With two people dead, I had had to tell Hugo what was going on over here. But one of the things I loved most about him was that he never, ever told me to be careful.
“It’s all very strange,” I said slowly. “It has to be someone at the gallery, or very closely connected with it. But I can’t get a handle on the motive. At first I thought that Kate had been killed to get her keys to the gallery.”
“But then it wouldn’t have been anyone who worked there,” Hugo objected. “I mean, to kill her solely as a double bluff seems very tortuous.”
“Exactly. So maybe whoever did it actually wanted to kill Kate, and trashed the gallery as a way of distracting everyone from that.”
“No, that’s too complicated as well. Think of the risk of being caught in the act. Whoever did it must have really wanted to ruin the exhibition.”
“Or embarrass the gallery.”
“A disgruntled employee?” Hugo suggested.
“Yeah, but who?” This was a rhetorical question. “You know, the only person I could h
alfway see doing that would have been Don.”
“The one whose body you found?”
“Mm. I could imagine him doing it as a twisted kind of practical joke. He was very—knowing, as if he were laughing up his sleeve at everyone. He would have loved to see the rest of them twisting themselves in knots over what had happened. But he was the one who had to clean it all up, so that doesn’t make sense.”
“Well, maybe that was a double bluff.” Hugo was inventing happily. “Maybe he was strangled because the murderer found out it was him.”

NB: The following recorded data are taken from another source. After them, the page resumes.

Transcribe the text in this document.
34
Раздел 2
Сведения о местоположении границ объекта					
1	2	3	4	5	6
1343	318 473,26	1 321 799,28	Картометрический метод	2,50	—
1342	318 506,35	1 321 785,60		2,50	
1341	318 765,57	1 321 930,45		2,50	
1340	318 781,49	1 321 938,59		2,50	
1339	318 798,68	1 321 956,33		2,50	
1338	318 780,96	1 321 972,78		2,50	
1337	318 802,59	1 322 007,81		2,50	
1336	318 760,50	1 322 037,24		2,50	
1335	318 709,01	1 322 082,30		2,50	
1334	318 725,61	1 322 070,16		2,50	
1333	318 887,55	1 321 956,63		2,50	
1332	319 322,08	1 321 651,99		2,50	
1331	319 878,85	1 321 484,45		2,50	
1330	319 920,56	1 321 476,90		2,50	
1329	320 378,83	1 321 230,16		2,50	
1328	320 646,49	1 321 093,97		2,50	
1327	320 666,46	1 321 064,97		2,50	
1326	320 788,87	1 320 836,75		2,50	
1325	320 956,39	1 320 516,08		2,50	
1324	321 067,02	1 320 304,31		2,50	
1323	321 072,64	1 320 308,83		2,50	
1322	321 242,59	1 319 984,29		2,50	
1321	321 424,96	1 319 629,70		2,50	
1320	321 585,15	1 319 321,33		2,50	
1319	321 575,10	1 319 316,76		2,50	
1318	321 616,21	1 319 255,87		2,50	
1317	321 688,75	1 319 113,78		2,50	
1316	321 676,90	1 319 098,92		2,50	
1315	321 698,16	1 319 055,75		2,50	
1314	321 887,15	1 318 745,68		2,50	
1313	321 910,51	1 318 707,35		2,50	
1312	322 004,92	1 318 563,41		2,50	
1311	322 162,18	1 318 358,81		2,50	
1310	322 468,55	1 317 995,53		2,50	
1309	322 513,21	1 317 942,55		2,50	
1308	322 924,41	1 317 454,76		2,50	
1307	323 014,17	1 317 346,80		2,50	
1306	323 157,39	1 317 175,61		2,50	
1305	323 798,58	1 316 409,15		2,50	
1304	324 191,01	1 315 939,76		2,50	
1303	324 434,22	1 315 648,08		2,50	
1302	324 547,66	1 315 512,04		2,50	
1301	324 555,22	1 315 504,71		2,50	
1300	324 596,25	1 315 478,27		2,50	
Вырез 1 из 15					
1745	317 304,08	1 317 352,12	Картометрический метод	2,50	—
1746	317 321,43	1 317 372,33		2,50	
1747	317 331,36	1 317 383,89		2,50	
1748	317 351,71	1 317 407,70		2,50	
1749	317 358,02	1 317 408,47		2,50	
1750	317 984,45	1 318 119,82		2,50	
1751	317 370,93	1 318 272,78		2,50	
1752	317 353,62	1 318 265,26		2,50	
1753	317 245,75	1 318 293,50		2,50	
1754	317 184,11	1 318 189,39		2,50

“And that doesn’t make sense either. I mean, Don having let someone get close enough to strangle him. He was built like a gorilla and he wasn’t a fool. He acted like he could handle anything or anyone.”
“Only he was wrong,” Hugo commented.
“Yes. He must have underestimated the murderer.”
“Well,” Hugo suggested, “maybe the murderer is the kind of person who everyone underestimates.”
For some reason, Kevin popped into my mind. Bland, good-looking Kevin who Laurence had described as the straightest of arrows. He was just the kind of person Don would sneer at.
“Brrr,” I said, shivering.
“I beg your pardon?”
“A goose just walked over my grave.”
“I’m sure that isn’t right,” Hugo said. “Don’t you mean ghost?”
“Would you feel a ghost, though? I mean, they don’t walk.”
“In haunted houses when they tell the story of the nun who was walled up alive, they always finish by saying chillingly: ‘And her ghost still walks the battlements, wailing for her demon lover.’”
“Yeah, but they mean floating. And you wouldn’t say a ghost floated over my grave. It’s not so evocative.”
“Evocative,” Hugo mocked. “That’s a big word, my sweet. Have you been hanging out with an intellectual?”